Once on the radar, Rafati and her company earned numerous accolades. BCBusiness named BroadbandTV B.C.’s most innovative company last year. PwC dubbed it one of 10 Canadian tech companies to watch in 2012, and the entrepreneur behind it all was honoured in May with YWCA’s Women of Distinction Award for Entrepreneurism.

If there’s a common theme among tech finalists in this year’s Pacific Canada Entrepreneur of the Year finalists, it’s good old-fashioned trailblazing. Have you ever had a recipe handed down to you from another generation, but when you tried to make it yourself, it never tasted quite the same—probably worse, right? Content creators often like to think there are recipes for success. Conference attendees like to believe it, too, as they listen to entrepreneurs on stage explain the extraordinarily specific circumstances through which they achieved success, as if their situations could possibly be replicated by anyone in the room. Spoiler alert: there is no recipe for success. And no one will make strawberry rhubarb pie as well as your grandmother.
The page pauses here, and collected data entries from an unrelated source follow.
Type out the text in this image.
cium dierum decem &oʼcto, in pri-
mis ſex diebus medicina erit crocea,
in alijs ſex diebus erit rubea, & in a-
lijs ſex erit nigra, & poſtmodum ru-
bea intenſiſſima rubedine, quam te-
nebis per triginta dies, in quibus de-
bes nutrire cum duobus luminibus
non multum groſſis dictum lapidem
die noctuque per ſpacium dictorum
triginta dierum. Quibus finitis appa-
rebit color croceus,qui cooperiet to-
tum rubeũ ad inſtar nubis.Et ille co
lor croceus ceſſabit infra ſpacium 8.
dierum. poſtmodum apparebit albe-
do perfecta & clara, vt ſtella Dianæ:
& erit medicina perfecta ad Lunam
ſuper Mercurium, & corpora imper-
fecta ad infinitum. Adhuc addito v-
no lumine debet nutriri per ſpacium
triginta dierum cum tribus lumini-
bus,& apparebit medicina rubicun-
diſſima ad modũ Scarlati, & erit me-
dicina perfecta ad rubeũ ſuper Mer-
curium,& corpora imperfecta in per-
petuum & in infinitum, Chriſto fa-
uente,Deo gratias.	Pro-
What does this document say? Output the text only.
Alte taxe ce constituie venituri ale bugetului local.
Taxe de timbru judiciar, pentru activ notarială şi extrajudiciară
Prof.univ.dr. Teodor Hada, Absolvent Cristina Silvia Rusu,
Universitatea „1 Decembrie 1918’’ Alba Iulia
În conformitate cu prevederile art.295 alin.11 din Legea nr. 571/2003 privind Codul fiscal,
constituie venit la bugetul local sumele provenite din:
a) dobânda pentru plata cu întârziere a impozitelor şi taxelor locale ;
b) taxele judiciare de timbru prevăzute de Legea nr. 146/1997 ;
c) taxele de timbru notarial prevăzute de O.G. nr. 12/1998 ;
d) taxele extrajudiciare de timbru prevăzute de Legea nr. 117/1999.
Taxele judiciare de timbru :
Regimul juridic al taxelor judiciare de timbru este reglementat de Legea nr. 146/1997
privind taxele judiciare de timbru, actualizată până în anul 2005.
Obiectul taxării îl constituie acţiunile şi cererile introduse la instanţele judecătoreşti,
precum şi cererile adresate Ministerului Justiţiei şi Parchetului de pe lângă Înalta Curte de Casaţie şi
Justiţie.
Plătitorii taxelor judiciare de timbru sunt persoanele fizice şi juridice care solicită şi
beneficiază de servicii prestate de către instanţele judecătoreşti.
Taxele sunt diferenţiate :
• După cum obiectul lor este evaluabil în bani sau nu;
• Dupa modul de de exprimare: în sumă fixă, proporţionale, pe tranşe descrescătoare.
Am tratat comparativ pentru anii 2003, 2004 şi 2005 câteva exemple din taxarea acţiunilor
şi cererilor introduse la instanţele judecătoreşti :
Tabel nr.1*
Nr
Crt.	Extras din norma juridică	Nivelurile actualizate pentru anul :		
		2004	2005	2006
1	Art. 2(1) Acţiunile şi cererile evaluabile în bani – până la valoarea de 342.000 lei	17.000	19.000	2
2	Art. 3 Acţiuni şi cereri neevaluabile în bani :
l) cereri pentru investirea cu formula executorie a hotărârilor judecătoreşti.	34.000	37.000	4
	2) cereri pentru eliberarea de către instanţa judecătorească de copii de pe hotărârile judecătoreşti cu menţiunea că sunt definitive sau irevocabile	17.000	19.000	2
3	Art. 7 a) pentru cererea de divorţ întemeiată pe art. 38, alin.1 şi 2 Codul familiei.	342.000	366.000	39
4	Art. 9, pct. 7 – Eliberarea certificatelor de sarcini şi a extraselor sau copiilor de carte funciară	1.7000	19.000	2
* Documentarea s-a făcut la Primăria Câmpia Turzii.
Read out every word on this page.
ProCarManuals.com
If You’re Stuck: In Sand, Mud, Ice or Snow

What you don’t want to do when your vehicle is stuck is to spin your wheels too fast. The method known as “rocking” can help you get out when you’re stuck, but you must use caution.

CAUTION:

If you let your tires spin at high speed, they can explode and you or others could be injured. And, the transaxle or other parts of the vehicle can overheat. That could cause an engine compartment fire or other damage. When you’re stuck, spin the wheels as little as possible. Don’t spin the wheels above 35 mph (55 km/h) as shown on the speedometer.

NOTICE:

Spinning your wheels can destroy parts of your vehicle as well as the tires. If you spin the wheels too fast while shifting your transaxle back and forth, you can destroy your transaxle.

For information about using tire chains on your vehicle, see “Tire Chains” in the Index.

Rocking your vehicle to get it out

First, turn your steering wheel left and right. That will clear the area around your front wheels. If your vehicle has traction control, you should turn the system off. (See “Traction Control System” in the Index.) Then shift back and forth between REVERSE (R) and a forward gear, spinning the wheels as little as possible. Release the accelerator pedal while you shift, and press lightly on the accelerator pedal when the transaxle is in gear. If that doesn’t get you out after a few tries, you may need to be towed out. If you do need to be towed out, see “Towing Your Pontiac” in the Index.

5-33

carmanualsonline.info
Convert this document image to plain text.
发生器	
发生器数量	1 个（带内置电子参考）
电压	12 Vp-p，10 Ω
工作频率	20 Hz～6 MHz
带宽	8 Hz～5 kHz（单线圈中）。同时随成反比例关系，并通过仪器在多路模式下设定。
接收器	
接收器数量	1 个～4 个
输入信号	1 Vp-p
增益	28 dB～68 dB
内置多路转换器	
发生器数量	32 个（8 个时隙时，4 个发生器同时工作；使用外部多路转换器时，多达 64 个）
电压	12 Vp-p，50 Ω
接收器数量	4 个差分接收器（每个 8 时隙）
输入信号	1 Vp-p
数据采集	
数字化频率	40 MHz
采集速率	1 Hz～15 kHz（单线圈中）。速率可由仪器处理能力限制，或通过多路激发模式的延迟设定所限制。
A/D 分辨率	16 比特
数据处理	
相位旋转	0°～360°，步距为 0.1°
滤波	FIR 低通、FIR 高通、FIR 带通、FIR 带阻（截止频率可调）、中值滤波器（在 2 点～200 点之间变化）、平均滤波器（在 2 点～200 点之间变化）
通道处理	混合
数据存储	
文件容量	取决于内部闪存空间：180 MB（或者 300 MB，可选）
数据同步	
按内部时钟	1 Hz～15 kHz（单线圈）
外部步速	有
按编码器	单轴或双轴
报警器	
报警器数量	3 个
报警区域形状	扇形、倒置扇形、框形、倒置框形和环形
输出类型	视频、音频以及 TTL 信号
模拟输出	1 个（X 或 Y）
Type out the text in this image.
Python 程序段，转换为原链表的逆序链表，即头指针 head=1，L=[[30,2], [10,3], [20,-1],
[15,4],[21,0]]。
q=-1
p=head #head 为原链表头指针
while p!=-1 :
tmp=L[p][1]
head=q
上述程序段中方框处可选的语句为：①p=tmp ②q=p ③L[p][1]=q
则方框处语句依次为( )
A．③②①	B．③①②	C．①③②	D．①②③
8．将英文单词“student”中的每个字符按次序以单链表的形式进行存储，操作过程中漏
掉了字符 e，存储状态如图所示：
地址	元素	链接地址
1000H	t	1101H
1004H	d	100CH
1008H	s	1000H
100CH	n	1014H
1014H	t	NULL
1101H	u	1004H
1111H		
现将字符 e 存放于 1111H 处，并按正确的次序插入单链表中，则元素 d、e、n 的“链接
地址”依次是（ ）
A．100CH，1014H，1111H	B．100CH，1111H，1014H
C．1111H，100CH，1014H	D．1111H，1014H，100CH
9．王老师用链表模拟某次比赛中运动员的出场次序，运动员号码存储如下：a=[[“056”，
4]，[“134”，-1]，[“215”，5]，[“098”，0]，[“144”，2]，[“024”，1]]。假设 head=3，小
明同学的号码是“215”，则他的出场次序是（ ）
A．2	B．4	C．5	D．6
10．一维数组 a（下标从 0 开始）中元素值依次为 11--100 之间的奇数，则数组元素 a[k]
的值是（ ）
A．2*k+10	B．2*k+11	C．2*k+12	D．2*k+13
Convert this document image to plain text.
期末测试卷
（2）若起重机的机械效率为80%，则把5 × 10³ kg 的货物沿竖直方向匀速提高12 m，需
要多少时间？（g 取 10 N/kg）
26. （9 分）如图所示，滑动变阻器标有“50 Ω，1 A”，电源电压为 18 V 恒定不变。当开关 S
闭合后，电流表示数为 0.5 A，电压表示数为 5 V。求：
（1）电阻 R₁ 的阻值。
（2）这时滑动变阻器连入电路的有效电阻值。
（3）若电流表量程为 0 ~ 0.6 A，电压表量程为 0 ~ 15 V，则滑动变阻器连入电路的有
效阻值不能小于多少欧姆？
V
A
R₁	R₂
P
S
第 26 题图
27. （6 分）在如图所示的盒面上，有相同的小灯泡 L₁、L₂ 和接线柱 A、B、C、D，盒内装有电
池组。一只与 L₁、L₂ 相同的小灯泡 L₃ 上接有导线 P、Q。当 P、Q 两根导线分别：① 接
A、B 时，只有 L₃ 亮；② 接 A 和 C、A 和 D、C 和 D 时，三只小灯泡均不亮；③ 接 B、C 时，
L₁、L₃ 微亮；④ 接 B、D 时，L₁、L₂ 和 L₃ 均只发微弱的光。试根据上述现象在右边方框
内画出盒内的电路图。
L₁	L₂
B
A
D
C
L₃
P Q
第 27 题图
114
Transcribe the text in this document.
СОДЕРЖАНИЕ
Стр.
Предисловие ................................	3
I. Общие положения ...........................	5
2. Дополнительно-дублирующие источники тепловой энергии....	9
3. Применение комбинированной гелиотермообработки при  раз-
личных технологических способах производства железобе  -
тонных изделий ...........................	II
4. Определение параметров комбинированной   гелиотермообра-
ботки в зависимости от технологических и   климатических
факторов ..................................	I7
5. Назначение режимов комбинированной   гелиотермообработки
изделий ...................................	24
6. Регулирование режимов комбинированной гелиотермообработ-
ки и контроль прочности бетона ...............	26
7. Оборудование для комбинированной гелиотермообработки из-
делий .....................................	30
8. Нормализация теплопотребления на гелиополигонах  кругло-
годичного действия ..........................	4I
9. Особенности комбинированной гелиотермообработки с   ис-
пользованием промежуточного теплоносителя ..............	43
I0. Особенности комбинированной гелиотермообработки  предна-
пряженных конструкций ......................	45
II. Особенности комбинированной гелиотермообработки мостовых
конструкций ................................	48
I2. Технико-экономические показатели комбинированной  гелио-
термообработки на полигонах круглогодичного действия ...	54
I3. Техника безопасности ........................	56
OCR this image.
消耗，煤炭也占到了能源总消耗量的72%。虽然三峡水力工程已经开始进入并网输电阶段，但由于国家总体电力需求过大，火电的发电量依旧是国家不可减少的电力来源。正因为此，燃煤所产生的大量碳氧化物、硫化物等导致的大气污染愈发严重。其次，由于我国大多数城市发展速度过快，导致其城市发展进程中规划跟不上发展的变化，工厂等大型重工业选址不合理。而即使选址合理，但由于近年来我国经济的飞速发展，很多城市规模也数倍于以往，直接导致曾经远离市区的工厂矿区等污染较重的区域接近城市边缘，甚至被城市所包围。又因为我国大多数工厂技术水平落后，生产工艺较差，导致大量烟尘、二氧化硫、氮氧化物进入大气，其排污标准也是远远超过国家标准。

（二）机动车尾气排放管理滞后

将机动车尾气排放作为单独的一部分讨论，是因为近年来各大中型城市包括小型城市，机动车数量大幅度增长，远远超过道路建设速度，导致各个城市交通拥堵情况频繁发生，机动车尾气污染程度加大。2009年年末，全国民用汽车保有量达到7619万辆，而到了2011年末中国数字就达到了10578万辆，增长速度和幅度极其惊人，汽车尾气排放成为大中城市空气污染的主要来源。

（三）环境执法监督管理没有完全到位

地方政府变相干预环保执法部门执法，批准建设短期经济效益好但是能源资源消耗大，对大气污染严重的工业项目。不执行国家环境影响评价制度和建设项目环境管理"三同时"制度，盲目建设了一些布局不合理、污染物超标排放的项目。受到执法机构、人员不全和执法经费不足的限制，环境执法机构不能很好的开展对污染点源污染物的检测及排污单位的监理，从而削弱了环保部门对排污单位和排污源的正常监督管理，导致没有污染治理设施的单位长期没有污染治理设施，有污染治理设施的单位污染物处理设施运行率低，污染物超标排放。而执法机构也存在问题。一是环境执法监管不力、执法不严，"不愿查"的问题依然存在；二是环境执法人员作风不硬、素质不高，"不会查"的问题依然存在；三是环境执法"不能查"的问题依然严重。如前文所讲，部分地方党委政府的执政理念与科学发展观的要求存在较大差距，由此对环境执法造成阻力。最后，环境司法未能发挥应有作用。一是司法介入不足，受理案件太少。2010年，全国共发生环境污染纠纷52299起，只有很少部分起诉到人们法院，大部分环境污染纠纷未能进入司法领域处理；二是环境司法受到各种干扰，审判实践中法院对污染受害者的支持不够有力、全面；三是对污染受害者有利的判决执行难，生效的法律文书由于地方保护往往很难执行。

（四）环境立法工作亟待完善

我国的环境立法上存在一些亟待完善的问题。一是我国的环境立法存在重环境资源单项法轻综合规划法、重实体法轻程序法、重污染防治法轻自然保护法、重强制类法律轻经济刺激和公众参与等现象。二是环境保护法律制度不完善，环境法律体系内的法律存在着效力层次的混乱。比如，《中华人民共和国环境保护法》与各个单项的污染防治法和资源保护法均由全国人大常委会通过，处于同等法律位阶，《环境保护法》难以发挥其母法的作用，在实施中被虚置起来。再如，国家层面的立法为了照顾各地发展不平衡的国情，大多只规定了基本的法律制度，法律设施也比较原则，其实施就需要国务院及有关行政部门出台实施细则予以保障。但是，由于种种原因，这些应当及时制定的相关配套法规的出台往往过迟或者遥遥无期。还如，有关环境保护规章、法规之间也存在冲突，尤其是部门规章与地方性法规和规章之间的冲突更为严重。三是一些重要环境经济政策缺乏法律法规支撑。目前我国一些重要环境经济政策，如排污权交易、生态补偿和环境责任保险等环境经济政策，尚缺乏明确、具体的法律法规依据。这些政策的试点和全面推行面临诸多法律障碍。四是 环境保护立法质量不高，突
This year’s EOY finalists have always known this. That’s why BuildDirect took 12 years to raise venture capital. That’s why Mobify is bootstrapping. And that’s how Rafati is defying so many odds by succeeding as a female entrepreneur in the technology space. Each entrepreneur is doing it on his or her own terms.

Ernst & Young played up the theme of job creation at its World Entrepreneur of the Year awards gala in Monaco in June, noting that the 47 companies gathered at the event represented 59,000 jobs created in three short years. Everyone loves job creation—and they should. But to me, the real story lies in how these entrepreneurs are creating jobs: by growing their companies not according to a generic playbook or template, but based on their instincts and acumen. After all, success doesn’t look for people who fit into a certain mould—it’s found by those who seek it with the fervency only true entrepreneurs possess.

Robert Lewis is president of TechVibes Media Inc. and editor-in-chief of Techvibes.com.